In a little time longer, while summer was still in its prime, the fairy structure of the Temple arose on the summit of the knoll, amid the solemn shadows of the trees, yet often gladdened with bright sunshine. It was built of white marble, with slender and graceful pillars, supporting a vaulted dome; and beneath the centre of this dome, upon a pedestal, was a slab of dark-veined marble, on which books and music might be strewn. But there was a fantasy among the people of the neighborhood, that the edifice was planned after an ancient mausoleum, and was intended for a tomb, and that the central slab of dark-veined marble was to be inscribed with the names of buried ones. They doubted, too, whether the form of Lilias Fay could appertain to a creature of this earth, being so very delicate, and growing every day more fragile, so that she looked as if the summer breeze should snatch her up, and waft her heavenward. But still she watched the daily growth of the Temple; and so did old Walter Gascoigne, who now made that spot his continual haunt, leaning whole hours together on his staff, and giving as deep attention to the work as though it had been indeed a tomb. In due time it was finished, and a day appointed for a simple rite of dedication.
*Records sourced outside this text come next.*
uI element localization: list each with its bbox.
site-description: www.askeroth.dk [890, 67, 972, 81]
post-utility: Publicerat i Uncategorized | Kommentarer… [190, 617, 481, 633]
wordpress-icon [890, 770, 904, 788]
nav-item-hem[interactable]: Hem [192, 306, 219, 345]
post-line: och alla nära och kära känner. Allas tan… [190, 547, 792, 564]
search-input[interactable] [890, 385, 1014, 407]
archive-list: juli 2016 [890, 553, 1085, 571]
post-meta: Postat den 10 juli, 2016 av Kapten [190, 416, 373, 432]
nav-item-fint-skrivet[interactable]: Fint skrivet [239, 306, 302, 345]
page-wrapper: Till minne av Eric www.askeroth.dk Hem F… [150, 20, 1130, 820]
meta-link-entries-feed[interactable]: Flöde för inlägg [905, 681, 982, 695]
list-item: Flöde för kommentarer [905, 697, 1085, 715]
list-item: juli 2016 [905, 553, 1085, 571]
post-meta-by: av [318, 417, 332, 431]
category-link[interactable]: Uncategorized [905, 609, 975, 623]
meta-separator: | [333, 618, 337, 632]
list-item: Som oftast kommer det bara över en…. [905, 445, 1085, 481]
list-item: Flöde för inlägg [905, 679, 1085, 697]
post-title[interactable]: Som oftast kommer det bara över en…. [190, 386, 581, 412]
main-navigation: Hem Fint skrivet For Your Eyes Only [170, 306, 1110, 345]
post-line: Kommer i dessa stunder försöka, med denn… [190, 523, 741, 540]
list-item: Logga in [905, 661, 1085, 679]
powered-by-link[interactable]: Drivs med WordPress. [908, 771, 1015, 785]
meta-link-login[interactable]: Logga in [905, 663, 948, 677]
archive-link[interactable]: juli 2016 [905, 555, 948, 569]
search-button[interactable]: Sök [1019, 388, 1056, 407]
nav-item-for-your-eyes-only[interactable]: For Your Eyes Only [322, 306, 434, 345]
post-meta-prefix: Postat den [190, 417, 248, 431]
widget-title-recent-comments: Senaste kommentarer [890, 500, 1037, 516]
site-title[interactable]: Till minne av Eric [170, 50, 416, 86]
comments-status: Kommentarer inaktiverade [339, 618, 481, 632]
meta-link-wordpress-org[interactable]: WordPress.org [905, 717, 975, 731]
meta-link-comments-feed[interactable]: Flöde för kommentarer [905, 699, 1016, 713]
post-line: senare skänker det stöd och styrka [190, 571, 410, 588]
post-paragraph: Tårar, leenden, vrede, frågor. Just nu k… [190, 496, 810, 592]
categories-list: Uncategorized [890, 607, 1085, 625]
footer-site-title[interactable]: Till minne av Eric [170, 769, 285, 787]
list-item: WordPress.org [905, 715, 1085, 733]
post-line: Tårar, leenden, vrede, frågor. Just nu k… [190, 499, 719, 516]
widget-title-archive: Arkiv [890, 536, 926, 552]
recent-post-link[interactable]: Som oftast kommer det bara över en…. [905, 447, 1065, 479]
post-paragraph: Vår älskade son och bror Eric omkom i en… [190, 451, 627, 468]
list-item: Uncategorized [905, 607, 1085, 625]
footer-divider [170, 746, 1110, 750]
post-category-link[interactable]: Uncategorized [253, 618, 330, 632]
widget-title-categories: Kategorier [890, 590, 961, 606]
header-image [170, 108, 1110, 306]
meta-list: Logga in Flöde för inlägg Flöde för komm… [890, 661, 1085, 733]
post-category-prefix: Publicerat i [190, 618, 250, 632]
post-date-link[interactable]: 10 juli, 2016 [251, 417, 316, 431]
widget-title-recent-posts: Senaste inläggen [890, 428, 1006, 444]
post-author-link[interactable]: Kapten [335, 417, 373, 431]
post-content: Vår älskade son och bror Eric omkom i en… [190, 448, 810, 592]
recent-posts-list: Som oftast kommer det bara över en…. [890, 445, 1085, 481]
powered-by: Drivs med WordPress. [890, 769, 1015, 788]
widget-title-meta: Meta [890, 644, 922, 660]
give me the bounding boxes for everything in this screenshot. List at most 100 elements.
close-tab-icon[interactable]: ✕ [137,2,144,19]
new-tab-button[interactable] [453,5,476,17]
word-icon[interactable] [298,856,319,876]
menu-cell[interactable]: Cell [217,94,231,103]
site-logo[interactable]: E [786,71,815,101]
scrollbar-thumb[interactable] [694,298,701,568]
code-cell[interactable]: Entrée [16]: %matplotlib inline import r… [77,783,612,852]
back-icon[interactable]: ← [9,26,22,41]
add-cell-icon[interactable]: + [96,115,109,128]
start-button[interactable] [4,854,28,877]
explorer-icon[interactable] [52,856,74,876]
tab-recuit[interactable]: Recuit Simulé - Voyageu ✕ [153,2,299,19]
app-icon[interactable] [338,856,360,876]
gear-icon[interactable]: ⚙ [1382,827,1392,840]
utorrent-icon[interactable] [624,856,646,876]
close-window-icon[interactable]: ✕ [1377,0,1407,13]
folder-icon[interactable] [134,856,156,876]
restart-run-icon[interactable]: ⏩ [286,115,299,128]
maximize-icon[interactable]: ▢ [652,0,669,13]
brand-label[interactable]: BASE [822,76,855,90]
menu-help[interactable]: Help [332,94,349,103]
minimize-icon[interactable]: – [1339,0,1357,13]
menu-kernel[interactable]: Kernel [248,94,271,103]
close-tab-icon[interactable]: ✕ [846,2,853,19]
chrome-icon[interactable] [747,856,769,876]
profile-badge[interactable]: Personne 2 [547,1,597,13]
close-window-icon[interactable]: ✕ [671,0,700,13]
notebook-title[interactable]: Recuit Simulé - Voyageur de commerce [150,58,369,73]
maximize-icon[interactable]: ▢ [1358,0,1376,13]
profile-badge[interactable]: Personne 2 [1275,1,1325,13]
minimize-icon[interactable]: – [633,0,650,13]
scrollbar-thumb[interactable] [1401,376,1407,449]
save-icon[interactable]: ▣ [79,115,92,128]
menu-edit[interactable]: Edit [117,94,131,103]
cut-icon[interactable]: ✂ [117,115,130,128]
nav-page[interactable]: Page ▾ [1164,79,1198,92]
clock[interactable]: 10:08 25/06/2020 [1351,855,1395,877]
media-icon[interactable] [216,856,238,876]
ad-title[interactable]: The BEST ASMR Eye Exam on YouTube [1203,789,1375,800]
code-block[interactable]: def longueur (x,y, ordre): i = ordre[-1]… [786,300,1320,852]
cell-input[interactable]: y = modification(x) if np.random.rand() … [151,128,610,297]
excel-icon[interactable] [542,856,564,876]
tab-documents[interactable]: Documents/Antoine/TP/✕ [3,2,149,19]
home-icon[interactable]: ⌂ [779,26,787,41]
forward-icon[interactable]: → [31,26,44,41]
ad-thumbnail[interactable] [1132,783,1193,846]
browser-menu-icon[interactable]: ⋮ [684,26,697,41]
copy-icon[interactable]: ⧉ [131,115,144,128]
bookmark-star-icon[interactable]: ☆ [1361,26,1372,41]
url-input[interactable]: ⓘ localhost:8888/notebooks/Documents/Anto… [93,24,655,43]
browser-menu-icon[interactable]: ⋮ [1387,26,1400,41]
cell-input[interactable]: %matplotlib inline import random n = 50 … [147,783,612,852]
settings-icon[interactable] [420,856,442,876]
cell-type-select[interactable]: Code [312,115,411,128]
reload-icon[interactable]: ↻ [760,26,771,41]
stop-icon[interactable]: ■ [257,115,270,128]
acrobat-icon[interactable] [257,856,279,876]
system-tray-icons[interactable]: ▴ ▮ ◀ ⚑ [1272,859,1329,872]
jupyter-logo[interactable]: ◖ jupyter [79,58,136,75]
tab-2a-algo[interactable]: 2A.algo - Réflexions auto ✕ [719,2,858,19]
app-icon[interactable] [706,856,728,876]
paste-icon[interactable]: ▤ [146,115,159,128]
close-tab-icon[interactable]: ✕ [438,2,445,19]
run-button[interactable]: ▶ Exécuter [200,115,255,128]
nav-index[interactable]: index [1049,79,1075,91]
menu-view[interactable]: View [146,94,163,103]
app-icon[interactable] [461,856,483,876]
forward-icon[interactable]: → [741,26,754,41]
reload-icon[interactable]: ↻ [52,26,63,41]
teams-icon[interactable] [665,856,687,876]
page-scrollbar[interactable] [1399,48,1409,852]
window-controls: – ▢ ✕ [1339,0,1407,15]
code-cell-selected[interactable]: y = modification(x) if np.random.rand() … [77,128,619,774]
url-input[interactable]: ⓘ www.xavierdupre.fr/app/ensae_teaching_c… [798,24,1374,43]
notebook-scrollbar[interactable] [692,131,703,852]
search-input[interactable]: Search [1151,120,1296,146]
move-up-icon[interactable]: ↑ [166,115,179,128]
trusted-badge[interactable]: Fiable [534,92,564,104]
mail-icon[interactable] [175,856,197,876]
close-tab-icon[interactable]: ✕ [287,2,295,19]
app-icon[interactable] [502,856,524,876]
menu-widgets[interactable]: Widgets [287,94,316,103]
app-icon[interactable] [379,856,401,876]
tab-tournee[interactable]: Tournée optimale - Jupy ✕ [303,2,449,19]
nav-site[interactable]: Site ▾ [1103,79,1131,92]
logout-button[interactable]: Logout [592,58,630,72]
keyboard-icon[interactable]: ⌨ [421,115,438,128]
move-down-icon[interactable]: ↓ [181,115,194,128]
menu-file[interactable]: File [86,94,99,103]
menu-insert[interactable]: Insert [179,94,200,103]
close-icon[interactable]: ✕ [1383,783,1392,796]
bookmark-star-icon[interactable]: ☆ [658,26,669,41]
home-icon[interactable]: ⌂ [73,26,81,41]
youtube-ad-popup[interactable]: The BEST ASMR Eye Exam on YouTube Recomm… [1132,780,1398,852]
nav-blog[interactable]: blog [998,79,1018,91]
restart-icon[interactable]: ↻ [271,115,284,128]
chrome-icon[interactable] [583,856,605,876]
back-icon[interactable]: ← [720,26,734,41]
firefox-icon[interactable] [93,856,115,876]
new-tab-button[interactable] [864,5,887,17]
On the preceding evening, after Adam Forrester had taken leave of his mistress, he looked back towards the portal of her dwelling, and felt a strange thrill of fear; for he imagined that, as the setting sunbeams faded from her figure, she was exhaling away, and that something of her ethereal substance was withdrawn, with each lessening gleam of light. With his farewell glance, a shadow had fallen over the portal, and Lilias was invisible. His foreboding spirit deemed it an omen at the time; and so it proved; for the sweet earthly form, by which the Lily bad been manifested to the world, was found lifeless, the next morning, in the Temple, with her head resting on her arms, which were folded upon the slab of dark-veined marble. The chill winds of the earth had long since breathed a blight into this beautiful flower, so that a loving hand had now transplanted it, to blossom brightly in the garden of Paradise.